幼少期にプログラミングを学び、ソフト系企業を経て、新規参入が難しそうな自動車分野で電気自動車企業を創設した、というだけでもすごいですが、国家プロジェクト並みの宇宙開発に参入し、スペースXを創設してしまったとは驚きです。航空機大手ボーイング社よりも先に、国際宇宙ステーションに宇宙飛行士を運ぶ最初の民間企業になるのではないかとさえ言われています。

2003年に、アメリカの宇宙船スペースシャトル「コロンビア号」が大気圏に再突入する際に、上空で空中分解した悲惨な事故が記憶に残っているせいか、宇宙船においてはハード面の安全性を支える高度な技術が重要という印象かもしれません。

アポロ計画の宇宙船にも「AI」が搭載されていた!?

しかし実は、1961年から1972年にかけてアメリカで実施されたアポロ計画でも、コンピュータが活用されていました。アポロ計画以前は、宇宙船の飛行ルートの計算は、手計算で行われていましたが、刻々と変わる宇宙船の位置やスピードに応じて、随時飛行計画を手で再計算するという大変なことが行われていました。アポロ計画にコンピュータが導入されて以来、宇宙船にはその時代の最新のAIが搭載されてきています。

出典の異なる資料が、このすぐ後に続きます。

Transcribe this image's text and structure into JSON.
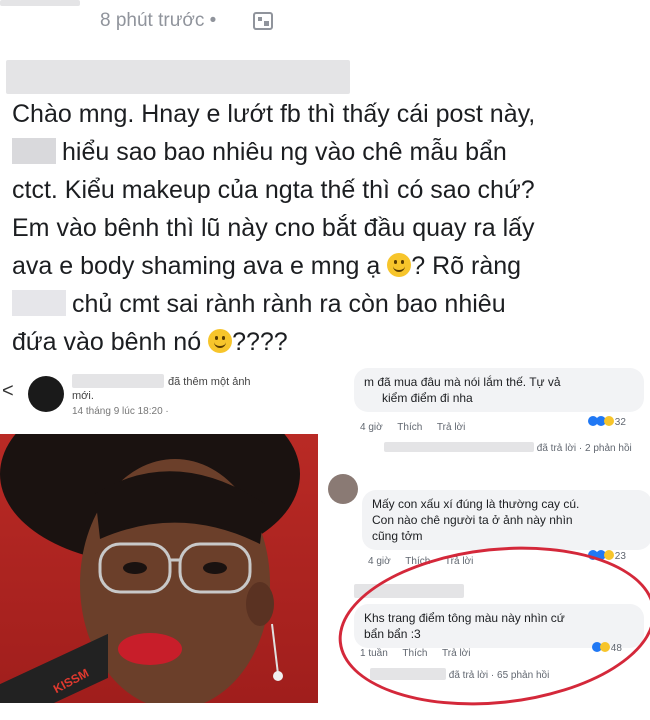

安全で壊れない、という自動車でも航空機でも宇宙船でも、乗り物に必要なハード面の要件が満たされて当然(とはいえ、リスクは消えませんが)とされる現代では、ソフト面の進化が注目されます。指数関数的に進化するAIが搭載される宇宙船は、自動運転さえなかなか許容されない地球とは異なる、宇宙という特殊な空間で、挑戦的に能力を発揮することができるかもしれません。

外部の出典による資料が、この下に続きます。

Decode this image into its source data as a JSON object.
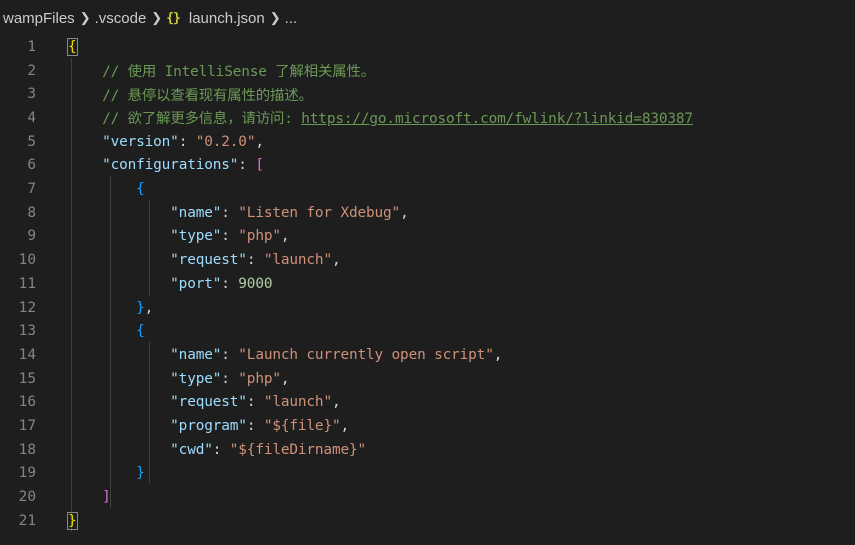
{
  "breadcrumb": {
    "items": [
      {
        "label": "wampFiles",
        "icon": "folder"
      },
      {
        "label": ".vscode",
        "icon": "folder"
      },
      {
        "label": "launch.json",
        "icon": "json-braces-icon"
      },
      {
        "label": "..."
      }
    ],
    "json_icon_glyph": "{}"
  },
  "colors": {
    "background": "#1e1e1e",
    "line_number": "#858585",
    "key": "#9cdcfe",
    "string": "#ce9178",
    "number": "#b5cea8",
    "comment": "#6a9955",
    "bracket_level1": "#ffd700",
    "bracket_level2": "#da70d6",
    "bracket_level3": "#179fff"
  },
  "code": {
    "line_numbers": [
      "1",
      "2",
      "3",
      "4",
      "5",
      "6",
      "7",
      "8",
      "9",
      "10",
      "11",
      "12",
      "13",
      "14",
      "15",
      "16",
      "17",
      "18",
      "19",
      "20",
      "21"
    ],
    "lines": [
      [
        {
          "t": "{",
          "c": "b1 bmatch"
        }
      ],
      [
        {
          "t": "    "
        },
        {
          "t": "// 使用 IntelliSense 了解相关属性。",
          "c": "c"
        }
      ],
      [
        {
          "t": "    "
        },
        {
          "t": "// 悬停以查看现有属性的描述。",
          "c": "c"
        }
      ],
      [
        {
          "t": "    "
        },
        {
          "t": "// 欲了解更多信息，请访问: ",
          "c": "c"
        },
        {
          "t": "https://go.microsoft.com/fwlink/?linkid=830387",
          "c": "url",
          "name": "link-url"
        }
      ],
      [
        {
          "t": "    "
        },
        {
          "t": "\"version\"",
          "c": "k"
        },
        {
          "t": ": ",
          "c": "p"
        },
        {
          "t": "\"0.2.0\"",
          "c": "s"
        },
        {
          "t": ",",
          "c": "p"
        }
      ],
      [
        {
          "t": "    "
        },
        {
          "t": "\"configurations\"",
          "c": "k"
        },
        {
          "t": ": ",
          "c": "p"
        },
        {
          "t": "[",
          "c": "b2"
        }
      ],
      [
        {
          "t": "        "
        },
        {
          "t": "{",
          "c": "b3"
        }
      ],
      [
        {
          "t": "            "
        },
        {
          "t": "\"name\"",
          "c": "k"
        },
        {
          "t": ": ",
          "c": "p"
        },
        {
          "t": "\"Listen for Xdebug\"",
          "c": "s"
        },
        {
          "t": ",",
          "c": "p"
        }
      ],
      [
        {
          "t": "            "
        },
        {
          "t": "\"type\"",
          "c": "k"
        },
        {
          "t": ": ",
          "c": "p"
        },
        {
          "t": "\"php\"",
          "c": "s"
        },
        {
          "t": ",",
          "c": "p"
        }
      ],
      [
        {
          "t": "            "
        },
        {
          "t": "\"request\"",
          "c": "k"
        },
        {
          "t": ": ",
          "c": "p"
        },
        {
          "t": "\"launch\"",
          "c": "s"
        },
        {
          "t": ",",
          "c": "p"
        }
      ],
      [
        {
          "t": "            "
        },
        {
          "t": "\"port\"",
          "c": "k"
        },
        {
          "t": ": ",
          "c": "p"
        },
        {
          "t": "9000",
          "c": "n"
        }
      ],
      [
        {
          "t": "        "
        },
        {
          "t": "}",
          "c": "b3"
        },
        {
          "t": ",",
          "c": "p"
        }
      ],
      [
        {
          "t": "        "
        },
        {
          "t": "{",
          "c": "b3"
        }
      ],
      [
        {
          "t": "            "
        },
        {
          "t": "\"name\"",
          "c": "k"
        },
        {
          "t": ": ",
          "c": "p"
        },
        {
          "t": "\"Launch currently open script\"",
          "c": "s"
        },
        {
          "t": ",",
          "c": "p"
        }
      ],
      [
        {
          "t": "            "
        },
        {
          "t": "\"type\"",
          "c": "k"
        },
        {
          "t": ": ",
          "c": "p"
        },
        {
          "t": "\"php\"",
          "c": "s"
        },
        {
          "t": ",",
          "c": "p"
        }
      ],
      [
        {
          "t": "            "
        },
        {
          "t": "\"request\"",
          "c": "k"
        },
        {
          "t": ": ",
          "c": "p"
        },
        {
          "t": "\"launch\"",
          "c": "s"
        },
        {
          "t": ",",
          "c": "p"
        }
      ],
      [
        {
          "t": "            "
        },
        {
          "t": "\"program\"",
          "c": "k"
        },
        {
          "t": ": ",
          "c": "p"
        },
        {
          "t": "\"${file}\"",
          "c": "s"
        },
        {
          "t": ",",
          "c": "p"
        }
      ],
      [
        {
          "t": "            "
        },
        {
          "t": "\"cwd\"",
          "c": "k"
        },
        {
          "t": ": ",
          "c": "p"
        },
        {
          "t": "\"${fileDirname}\"",
          "c": "s"
        }
      ],
      [
        {
          "t": "        "
        },
        {
          "t": "}",
          "c": "b3"
        }
      ],
      [
        {
          "t": "    "
        },
        {
          "t": "]",
          "c": "b2"
        }
      ],
      [
        {
          "t": "}",
          "c": "b1 bmatch"
        }
      ]
    ]
  }
}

1968年の古典的SF映画「2001年宇宙の旅」でも、「HAL9000」というAIが登場しています。映画で設定された2001年はすでに過ぎていますが、今のAIにHALで想定されていた機能がどれくらい達成されているでしょうか。しかし、映画で描かれているAIの機能が宇宙船に必要な要件ということではありません。どんなAIと宇宙を旅したいかを考えるのは、私たち民間人なのかもしれません。

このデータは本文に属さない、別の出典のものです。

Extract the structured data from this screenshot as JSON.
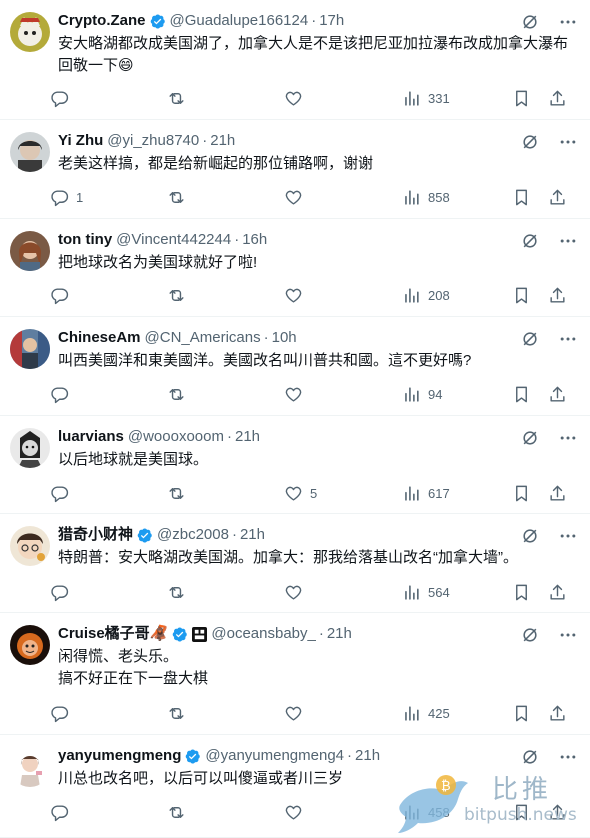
{
  "colors": {
    "verified_blue": "#1d9bf0",
    "gold_badge": "#e2b719",
    "text": "#0f1419",
    "muted": "#536471"
  },
  "tweets": [
    {
      "name": "Crypto.Zane",
      "verified": true,
      "handle": "@Guadalupe166124",
      "time": "17h",
      "lines": [
        "安大略湖都改成美国湖了，加拿大人是不是该把尼亚加拉瀑布改成加拿大瀑布",
        "回敬一下😄"
      ],
      "replies": "",
      "retweets": "",
      "likes": "",
      "views": "331"
    },
    {
      "name": "Yi Zhu",
      "verified": false,
      "handle": "@yi_zhu8740",
      "time": "21h",
      "lines": [
        "老美这样搞，都是给新崛起的那位铺路啊，谢谢"
      ],
      "replies": "1",
      "retweets": "",
      "likes": "",
      "views": "858"
    },
    {
      "name": "ton tiny",
      "verified": false,
      "handle": "@Vincent442244",
      "time": "16h",
      "lines": [
        "把地球改名为美国球就好了啦!"
      ],
      "replies": "",
      "retweets": "",
      "likes": "",
      "views": "208"
    },
    {
      "name": "ChineseAm",
      "verified": false,
      "handle": "@CN_Americans",
      "time": "10h",
      "lines": [
        "叫西美國洋和東美國洋。美國改名叫川普共和國。這不更好嗎?"
      ],
      "replies": "",
      "retweets": "",
      "likes": "",
      "views": "94"
    },
    {
      "name": "luarvians",
      "verified": false,
      "handle": "@woooxooom",
      "time": "21h",
      "lines": [
        "以后地球就是美国球。"
      ],
      "replies": "",
      "retweets": "",
      "likes": "5",
      "views": "617"
    },
    {
      "name": "猎奇小财神",
      "verified": true,
      "handle": "@zbc2008",
      "time": "21h",
      "lines": [
        "特朗普：安大略湖改美国湖。加拿大：那我给落基山改名“加拿大墙”。"
      ],
      "replies": "",
      "retweets": "",
      "likes": "",
      "views": "564"
    },
    {
      "name": "Cruise橘子哥🦧",
      "verified": true,
      "extra_badge": true,
      "handle": "@oceansbaby_",
      "time": "21h",
      "lines": [
        "闲得慌、老头乐。",
        "搞不好正在下一盘大棋"
      ],
      "replies": "",
      "retweets": "",
      "likes": "",
      "views": "425"
    },
    {
      "name": "yanyumengmeng",
      "verified": true,
      "handle": "@yanyumengmeng4",
      "time": "21h",
      "lines": [
        "川总也改名吧，以后可以叫傻逼或者川三岁"
      ],
      "replies": "",
      "retweets": "",
      "likes": "",
      "views": "458"
    }
  ],
  "watermark": {
    "brand": "比推",
    "url": "bitpush.news"
  }
}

坂本真樹(さかもと・まき)/国立大学法人電気通信大学副学長、同大学情報理工学研究科/人工知能先端研究センター教授。人工知能学会元理事。感性AI株式会社COO。NHKラジオ第一放送『子ども科学電話相談』のAI・ロボット担当として、人工知能などの最新研究とビジネス動向について解説している。オノマトペや五感や感性・感情といった人の言語・心理などについての文系的な現象を、理工系的観点から分析し、人工知能に搭載することが得意。著書に「坂本真樹先生が教える人工知能がほぼほぼわかる本」(オーム社)など。